Terre labourée.
Le musée de Grenoble propose une exposition exceptionnelle, jusqu’au 21 juillet. A ne pas manquer.
On peut dire que les Grenoblois et habitants de la région grenobloise, les Isérois et au-delà, ont de la chance : le musée de Grenoble leur offre à voir une exposition intitulée Miró, un brasier de signes, regroupant plus de 130 oeuvres de l’artiste catalan provenant des collections du Musée national d’art moderne-Centre Pompidou pour les plus nombreuses, ainsi que du musée de Grenoble et de la fondation Miró de Barcelone. De quoi découvrir ou redécouvrir l’oeuvre dans la quasi-totalité de ses aspects, en dépassant le premier abord trompeur d’une peinture qui peut sembler « abstraite » et hermétique mais qui est en réalité poétique, humoristique, hiéroglyphique, calligraphique, guillerette (René Char), mirobolante (Robert Desnos) …

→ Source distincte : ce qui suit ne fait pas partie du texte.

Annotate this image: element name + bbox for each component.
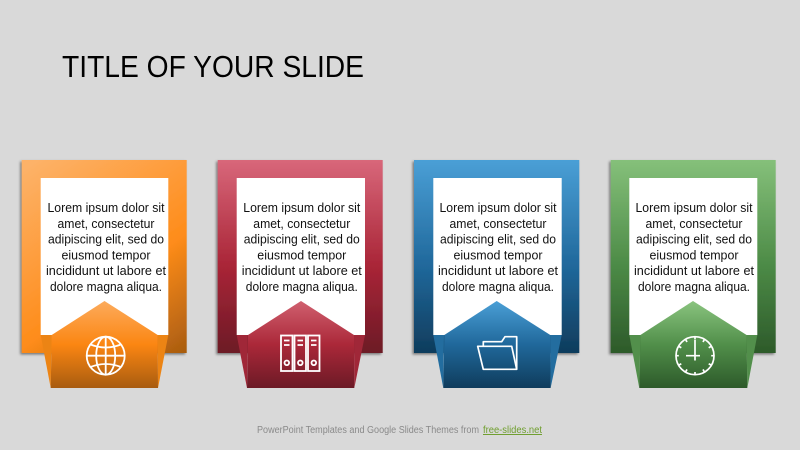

Pour Miró, la peinture et la poésie sont une seule et même chose. Il a lui-même écrit des poèmes, connu de près l’avant-garde littéraire, et beaucoup de poètes ont écrit sur lui ou réalisé des recueils avec lui : Pierre Reverdy, Tristan Tzara, Max Jacob, René Char, Eluard, Prévert, Aragon, Queneau, André Frénaud, Michel Leiris, André Breton, Shuzo Takiguchi, Georges Bataille …
André Breton a dit de lui : « Il peut être considéré comme le plus surréaliste de nous tous », mais cette reconnaissance par le « pape » du mouvement n’empêche pas qu’il affirmait lui-même qu’il était surréaliste « tout à fait par hasard », qu’il s’agissait donc là d’une coïncidence non préméditée. Cette constatation exprime ce qui fut sans doute la plus grande qualité de Miró, cette aptitude qui était la sienne de sentir, de voir, de découvrir, d’absorber, de faire sien ce qui dans l’art l’avait précédé, ce qui surgissait sous ses yeux et ce qui allait advenir. Sans jamais relever de la copie, du plagiat, de l’imitation servile, son art provient aussi bien de la peinture pariétale, de la peinture romane catalane, de la grande peinture flamande, de Jérôme Bosch, de Hans Arp, de la calligraphie et des estampes extrême-orientales, de Gaudi, de Fernand Léger, de la céramique rustique et des arts populaires de Catalogne, de Braque, d’André Masson, de Calder, de la peinture moderne états-unienne, des vitraux du Moyen Âge… Un art où le mouvement, le geste sont toujours présents, où la couleur est toujours exaltée. L’art de Miró, c’est aussi un foisonnement de signes qu’il crée pour se constituer un répertoire dans lequel il puisera pour inventer ses créations, comme on dit qu’est inventeur celui qui découvre un trésor, met à jour un vestige archéologique.
Le sourire de l’aile flamboyante.
Il n’est pas nécessaire, pour autant, de procéder au déchiffrage de la peinture de Miró pour l’apprécier et l’aimer. Même si la totalité de son contenu reste étrangère au spectateur, elle n’en est pas moins la matière qui explique le plaisir, le bonheur même d’être face à une œuvre de ce « frère voyant », reflet des métamorphoses qui modifient et refont le monde chaque matin.
L’exposition sera visible jusqu’au 21 juillet 2024, tous les jours sauf le mardi, de 10 h à 18 h 30 et le jeudi jusqu’à 21 h. Plein tarif 14 €. Tarif réduit : 7 € (en particulier pour les Grenoblois, sur présentation d’un justificatif de domicile). Gratuit pour les moins de 26 ans et pour toutes et tous le premier dimanche du mois. L’accès aux collections permanentes du musée est gratuit tous les jours.